La problématique épidermique existe pratiquement dans la majeure partie des sociétés postcoloniales. En général, les sociologues et les anthropologues l’analysent dans le cadre de la fameuse opposition « race » vs « classe ». On trouve cette problématique dans la plus grande partie des sociétés caribéennes, en Amérique latine, et même dans une certaine mesure, dans le sud des Etats-Unis. Cependant, les perceptions de ce qu’on appelle les relations raciales sont déterminées en dernière analyse davantage par la position socioéconomique des actants que par la stricte question de la couleur de la peau. Pour nous Haïtiens, cette explication a été fournie au cours de la première moitié du dix-neuvième siècle par un paysan noir, leader d’un groupe de rebelles connus dans l’histoire d’Haïti sous le nom de « Piquets », Jean-Jacques Acaau dont l’analyse est restée célèbre : « Nèg rich se milat, milat pòv se nèg ». Autrement dit, la question sociale est d’abord une question de classe. La couleur n’est rien. Bien sûr, il est quelque peu exagéré de dire cela après avoir lu la précédente réflexion de Labelle. Car, nous savons que dans toutes les sociétés postcoloniales, la notion de race est socialement pertinente puisque les traits phénotypiques, par la force de l’histoire, fonctionnent en tant que symboles de valeurs sociales qui elles-mêmes deviennent des attributs de statut social.

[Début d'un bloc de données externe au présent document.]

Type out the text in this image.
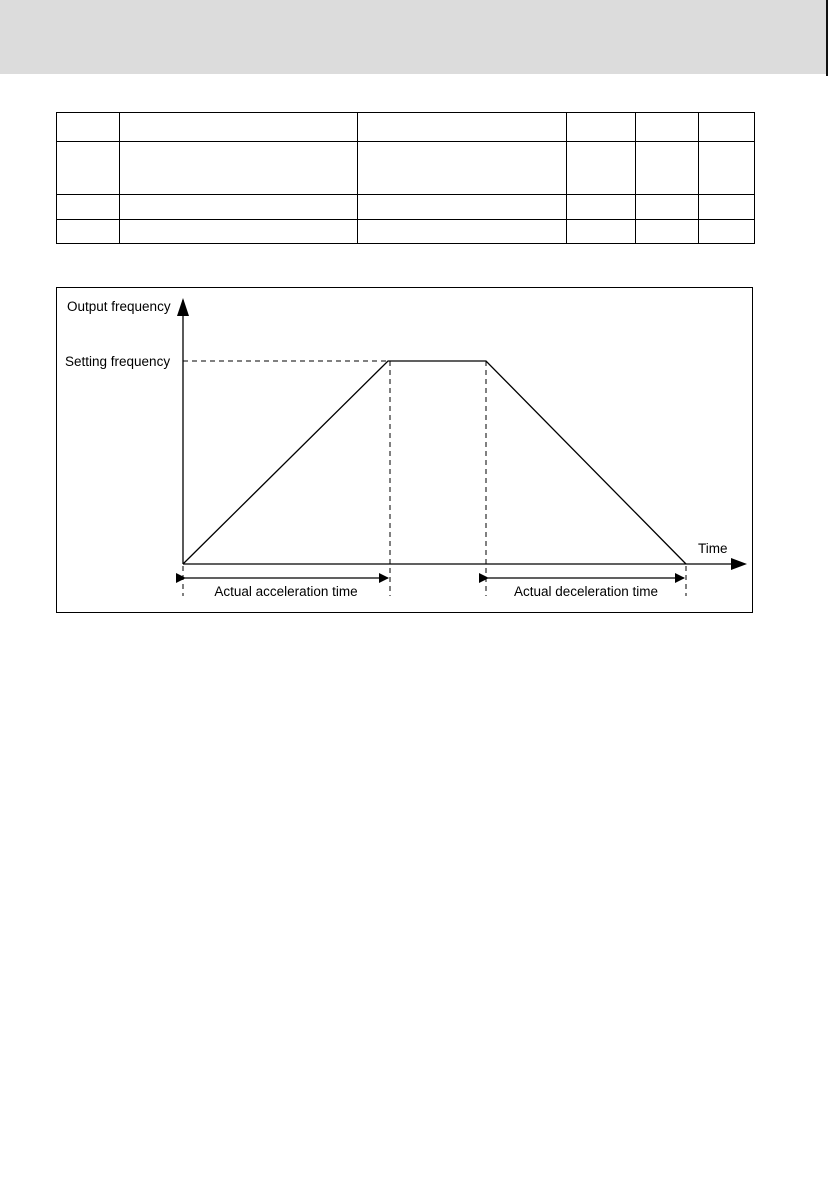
Output frequency
Setting frequency
Time
Actual acceleration time	Actual deceleration time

La « question de couleur » à l’haïtienne est fascinante car elle relève d’un sous-racisme dont les racines historiques semblent plus solides que jamais. Est-il vrai que cette question de couleur a rebondi dans le corps social haïtien depuis l’arrivée au pouvoir l’année dernière du nouveau gouvernement haïtien ? Il m’est impossible d’affirmer une telle proposition puisque, d’une part, je ne vis pas sur le terrain, et d’autre part, je ne suis au courant d’aucune recherche universitaire solide sur cette particulière question. La mésaventure qui est arrivée à Mme Siméon que je n’ai jamais rencontrée, si elle est éminemment personnelle, n’est pas du tout suffisante pour que je conclue au retour de la « question de couleur » en Haïti.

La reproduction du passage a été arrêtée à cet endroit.